Below are the Federal Communications Commission (FCC) guidelines for how to contact 9-1-1.  If you use a wireless phone or other type of mobile device, make sure to do the following in an emergency:

  • If you can, always contact 9-1-1 by making a voice call, “Call if you can – text if you can’t.”
  • If you are deaf, hard-of-hearing or speech disabled, and Text-to- 9-1-1 is not available, use a TTY or telecommunications relay service, if available.
  • If you text 9-1-1 and text is not available in your area, you will receive a bounce back message advising “text is not available please make a voice call to 9-1-1.”
  • Location accuracy varies by carrier and should not be relied upon.

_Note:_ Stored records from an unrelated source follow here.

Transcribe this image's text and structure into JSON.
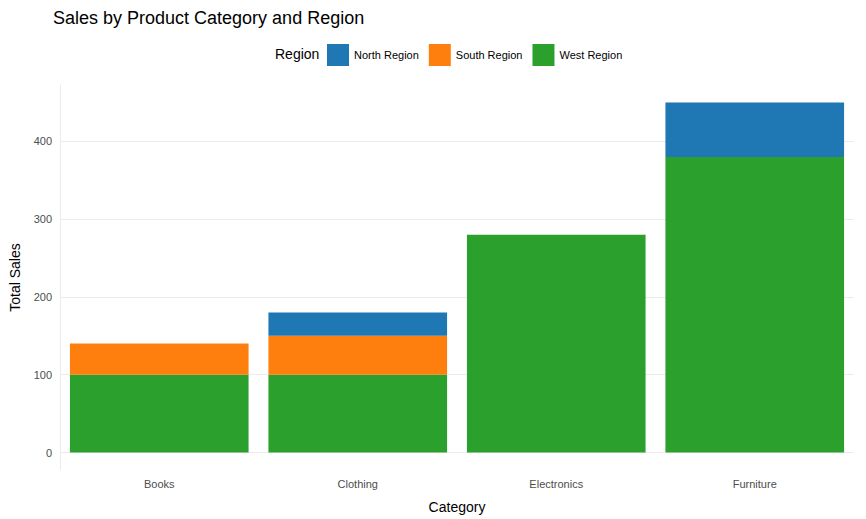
{
  "chart_data": {
    "type": "bar",
    "title": "Sales by Product Category and Region",
    "x_label": "Category",
    "y_label": "Total Sales",
    "legend_title": "Region",
    "categories": [
      "Books",
      "Clothing",
      "Electronics",
      "Furniture"
    ],
    "series": [
      {
        "name": "North Region",
        "color": "#1f77b4",
        "values": [
          null,
          30,
          null,
          70
        ]
      },
      {
        "name": "South Region",
        "color": "#ff7f0e",
        "values": [
          40,
          50,
          null,
          null
        ]
      },
      {
        "name": "West Region",
        "color": "#2ca02c",
        "values": [
          100,
          100,
          280,
          380
        ]
      }
    ],
    "stacked": true,
    "ylim": [
      -22.5,
      472.5
    ],
    "yticks": [
      0,
      100,
      200,
      300,
      400
    ],
    "grid": true,
    "legend": "top"
  }
}
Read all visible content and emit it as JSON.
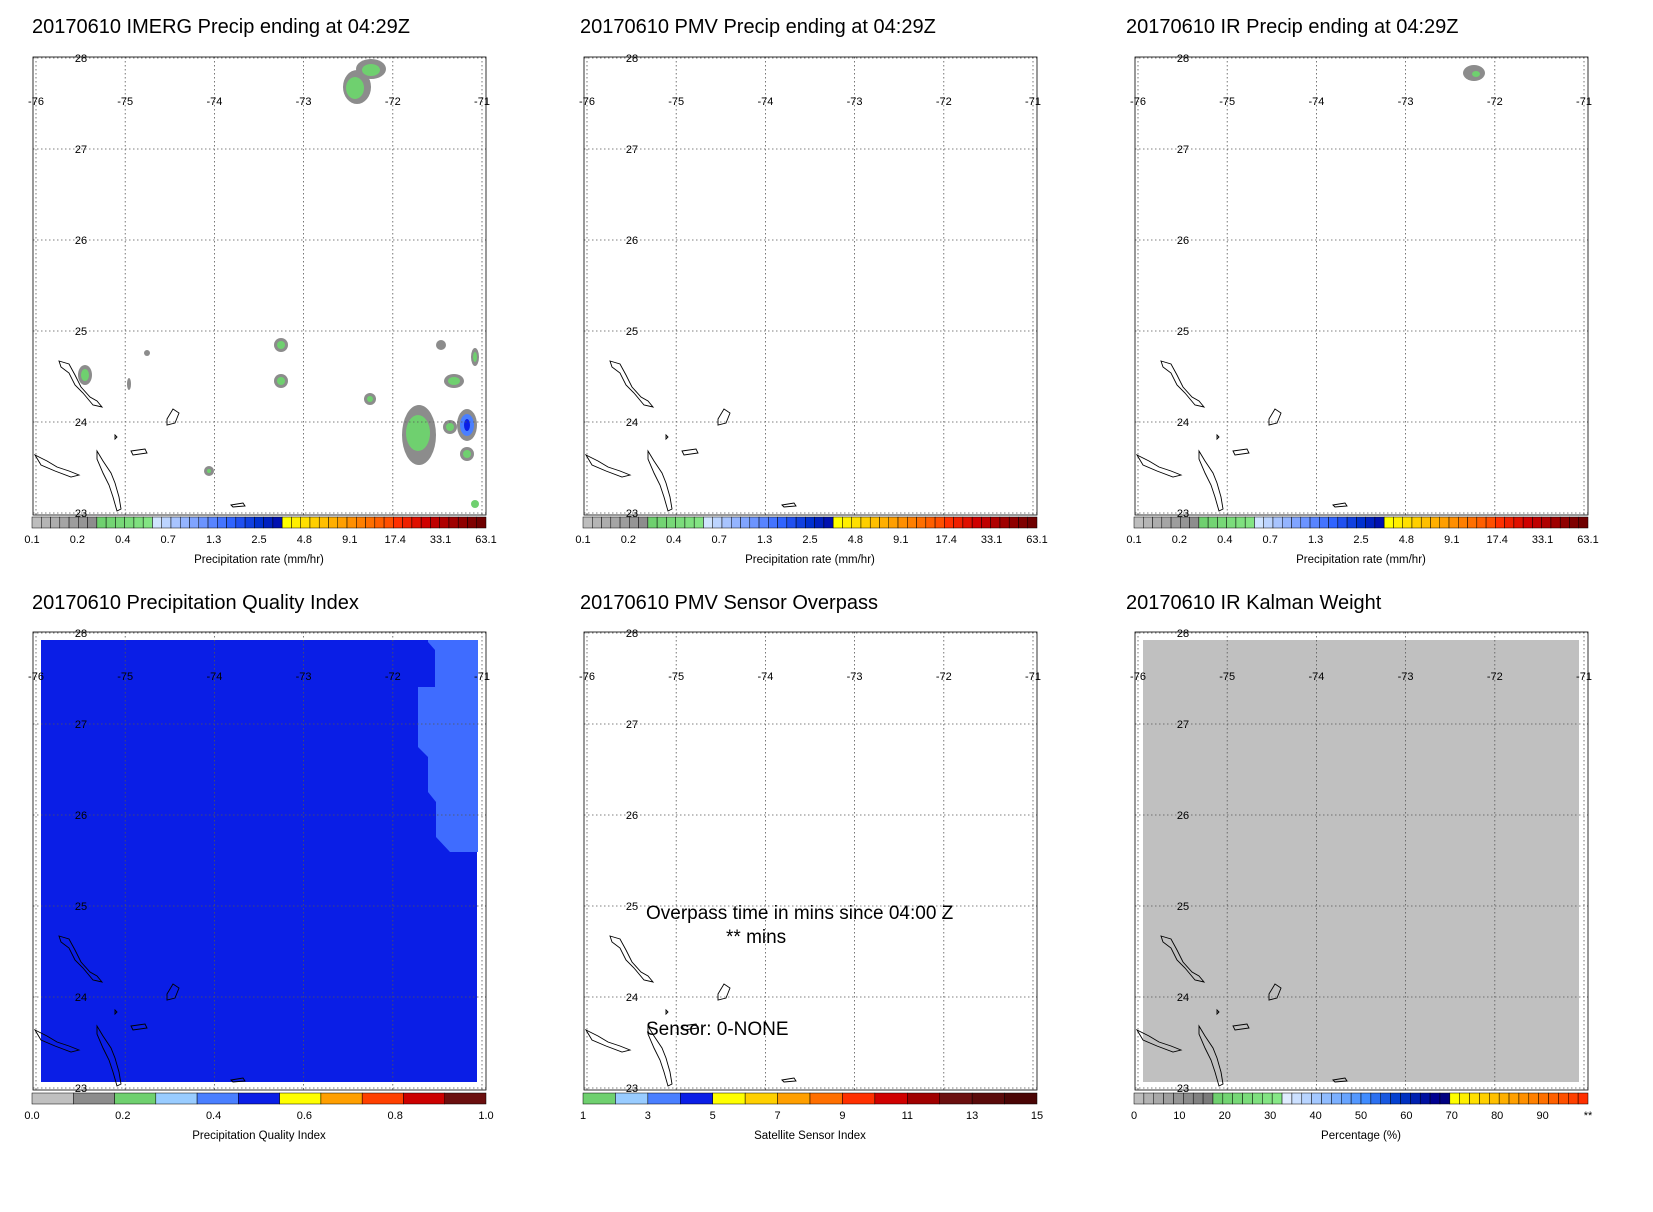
{
  "colors": {
    "gray_dark": "#8c8c8c",
    "gray_light": "#c0c0c0",
    "green": "#6fd06f",
    "blue_pqi": "#0a1ee6",
    "blue_light_pqi": "#3f6cff"
  },
  "panels": [
    {
      "id": "p1",
      "title": "20170610 IMERG Precip ending at 04:29Z",
      "map": "precip_imerg",
      "colorbar": "cb_precip"
    },
    {
      "id": "p2",
      "title": "20170610 PMV Precip ending at 04:29Z",
      "map": "empty",
      "colorbar": "cb_precip"
    },
    {
      "id": "p3",
      "title": "20170610 IR Precip ending at 04:29Z",
      "map": "precip_ir",
      "colorbar": "cb_precip"
    },
    {
      "id": "p4",
      "title": "20170610 Precipitation Quality Index",
      "map": "pqi",
      "colorbar": "cb_pqi"
    },
    {
      "id": "p5",
      "title": "20170610 PMV Sensor Overpass",
      "map": "overpass",
      "colorbar": "cb_sensor",
      "annotations": {
        "overpass_line1": "Overpass time in mins since 04:00 Z",
        "overpass_line2": "** mins",
        "sensor_line": "Sensor:   0-NONE"
      }
    },
    {
      "id": "p6",
      "title": "20170610 IR Kalman Weight",
      "map": "kalman",
      "colorbar": "cb_percent"
    }
  ],
  "chart_data": [
    {
      "type": "heatmap",
      "panel": "p1",
      "title": "20170610 IMERG Precip ending at 04:29Z",
      "x_ticks": [
        "-76",
        "-75",
        "-74",
        "-73",
        "-72",
        "-71"
      ],
      "y_ticks": [
        "28",
        "27",
        "26",
        "25",
        "24",
        "23"
      ],
      "xlim": [
        -76,
        -71
      ],
      "ylim": [
        23,
        28
      ],
      "grid": true
    },
    {
      "type": "heatmap",
      "panel": "p2",
      "title": "20170610 PMV Precip ending at 04:29Z",
      "x_ticks": [
        "-76",
        "-75",
        "-74",
        "-73",
        "-72",
        "-71"
      ],
      "y_ticks": [
        "28",
        "27",
        "26",
        "25",
        "24",
        "23"
      ],
      "xlim": [
        -76,
        -71
      ],
      "ylim": [
        23,
        28
      ],
      "grid": true
    },
    {
      "type": "heatmap",
      "panel": "p3",
      "title": "20170610 IR Precip ending at 04:29Z",
      "x_ticks": [
        "-76",
        "-75",
        "-74",
        "-73",
        "-72",
        "-71"
      ],
      "y_ticks": [
        "28",
        "27",
        "26",
        "25",
        "24",
        "23"
      ],
      "xlim": [
        -76,
        -71
      ],
      "ylim": [
        23,
        28
      ],
      "grid": true
    },
    {
      "type": "heatmap",
      "panel": "p4",
      "title": "20170610 Precipitation Quality Index",
      "x_ticks": [
        "-76",
        "-75",
        "-74",
        "-73",
        "-72",
        "-71"
      ],
      "y_ticks": [
        "28",
        "27",
        "26",
        "25",
        "24",
        "23"
      ],
      "xlim": [
        -76,
        -71
      ],
      "ylim": [
        23,
        28
      ],
      "grid": true
    },
    {
      "type": "heatmap",
      "panel": "p5",
      "title": "20170610 PMV Sensor Overpass",
      "x_ticks": [
        "-76",
        "-75",
        "-74",
        "-73",
        "-72",
        "-71"
      ],
      "y_ticks": [
        "28",
        "27",
        "26",
        "25",
        "24",
        "23"
      ],
      "xlim": [
        -76,
        -71
      ],
      "ylim": [
        23,
        28
      ],
      "grid": true
    },
    {
      "type": "heatmap",
      "panel": "p6",
      "title": "20170610 IR Kalman Weight",
      "x_ticks": [
        "-76",
        "-75",
        "-74",
        "-73",
        "-72",
        "-71"
      ],
      "y_ticks": [
        "28",
        "27",
        "26",
        "25",
        "24",
        "23"
      ],
      "xlim": [
        -76,
        -71
      ],
      "ylim": [
        23,
        28
      ],
      "grid": true
    }
  ],
  "colorbars": {
    "cb_precip": {
      "title": "Precipitation rate (mm/hr)",
      "labels": [
        "0.1",
        "0.2",
        "0.4",
        "0.7",
        "1.3",
        "2.5",
        "4.8",
        "9.1",
        "17.4",
        "33.1",
        "63.1"
      ],
      "colors": [
        "#bdbdbd",
        "#b5b5b5",
        "#adadad",
        "#a5a5a5",
        "#9d9d9d",
        "#959595",
        "#8d8d8d",
        "#6fd06f",
        "#73d473",
        "#77d877",
        "#7bdc7b",
        "#7fe07f",
        "#83e483",
        "#d0e4ff",
        "#bcd4ff",
        "#a8c4ff",
        "#94b4ff",
        "#80a4ff",
        "#6c94ff",
        "#5884ff",
        "#4474ff",
        "#3064ff",
        "#2050f0",
        "#1040e0",
        "#0030d0",
        "#0020c0",
        "#0010b0",
        "#ffff00",
        "#ffef00",
        "#ffdf00",
        "#ffcf00",
        "#ffbf00",
        "#ffaf00",
        "#ff9f00",
        "#ff8f00",
        "#ff7f00",
        "#ff6f00",
        "#ff5f00",
        "#ff4f00",
        "#ff3000",
        "#ef2000",
        "#df1000",
        "#cf0000",
        "#bf0000",
        "#af0000",
        "#9f0000",
        "#8f0000",
        "#7f0000",
        "#6f0000"
      ]
    },
    "cb_pqi": {
      "title": "Precipitation Quality Index",
      "labels": [
        "0.0",
        "0.2",
        "0.4",
        "0.6",
        "0.8",
        "1.0"
      ],
      "colors": [
        "#c0c0c0",
        "#8c8c8c",
        "#6fd06f",
        "#99ccff",
        "#4a7fff",
        "#0a1ee6",
        "#ffff00",
        "#ff9f00",
        "#ff4000",
        "#cc0000",
        "#6b0f0f"
      ]
    },
    "cb_sensor": {
      "title": "Satellite Sensor Index",
      "labels": [
        "1",
        "3",
        "5",
        "7",
        "9",
        "11",
        "13",
        "15"
      ],
      "colors": [
        "#6fd06f",
        "#99ccff",
        "#4a7fff",
        "#0a1ee6",
        "#ffff00",
        "#ffd000",
        "#ff9f00",
        "#ff6f00",
        "#ff3000",
        "#d00000",
        "#a00000",
        "#6b0f0f",
        "#5a0a0a",
        "#4a0505"
      ]
    },
    "cb_percent": {
      "title": "Percentage (%)",
      "labels": [
        "0",
        "10",
        "20",
        "30",
        "40",
        "50",
        "60",
        "70",
        "80",
        "90",
        "**"
      ],
      "colors": [
        "#bdbdbd",
        "#b3b3b3",
        "#a9a9a9",
        "#9f9f9f",
        "#959595",
        "#8b8b8b",
        "#818181",
        "#7a7a7a",
        "#6fd06f",
        "#73d473",
        "#77d877",
        "#7bdc7b",
        "#7fe07f",
        "#83e483",
        "#87e887",
        "#e0ecff",
        "#cce0ff",
        "#b8d4ff",
        "#a4c8ff",
        "#90bcff",
        "#7cb0ff",
        "#68a4ff",
        "#5498ff",
        "#408cff",
        "#2c70f0",
        "#1858e0",
        "#0440d0",
        "#0030c0",
        "#0020b0",
        "#0010a0",
        "#000090",
        "#000080",
        "#ffff00",
        "#fff000",
        "#ffe000",
        "#ffd000",
        "#ffc000",
        "#ffb000",
        "#ffa000",
        "#ff9000",
        "#ff8000",
        "#ff7000",
        "#ff6000",
        "#ff5000",
        "#ff4000",
        "#ff3000"
      ]
    }
  }
}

Be prepared to give your location.
  • Text-to-9-1-1 service will not be available if the wireless carrier cannot ascertain a location of the device sending the message.
  • Text-to-9-1-1 is not available if you are “roaming”.
  • A text or data plan is required to place a text to 9-1-1.
  • Photos and videos cannot be sent to 9-1-1. They cannot be received at the 9-1-1 center at this time. This feature should be built into standard systems at a later time.
  • Text messages should be sent in plain language and not contain popular abbreviations (SMH, LOL, ICYMI) or emoji’s, which will not be recognized.
  • Text-to- 9-1-1 cannot be sent to more than one person. Do not send your emergency text to anyone other than 9-1-1.
  • Texts must be in English only. There currently is no language interpretation for text available.  This is still in development.

There are a few important tips to remember when texting to 9-1-1:

  • Provide your LOCATION with every call. PSAPs do NOT automatically know your location when texting to 911.
  • Provide a description of what the emergency is with every call
  • Send brief messages without using abbreviations or slang.
  • Stay with your wireless device and be prepared to answer questions and follow instructions from the 9-1-1 dispatcher.
  • No pictures, no videos and no emoticons are supported by text to 9-1-1
  • Text to 9-1-1 is for emergencies only!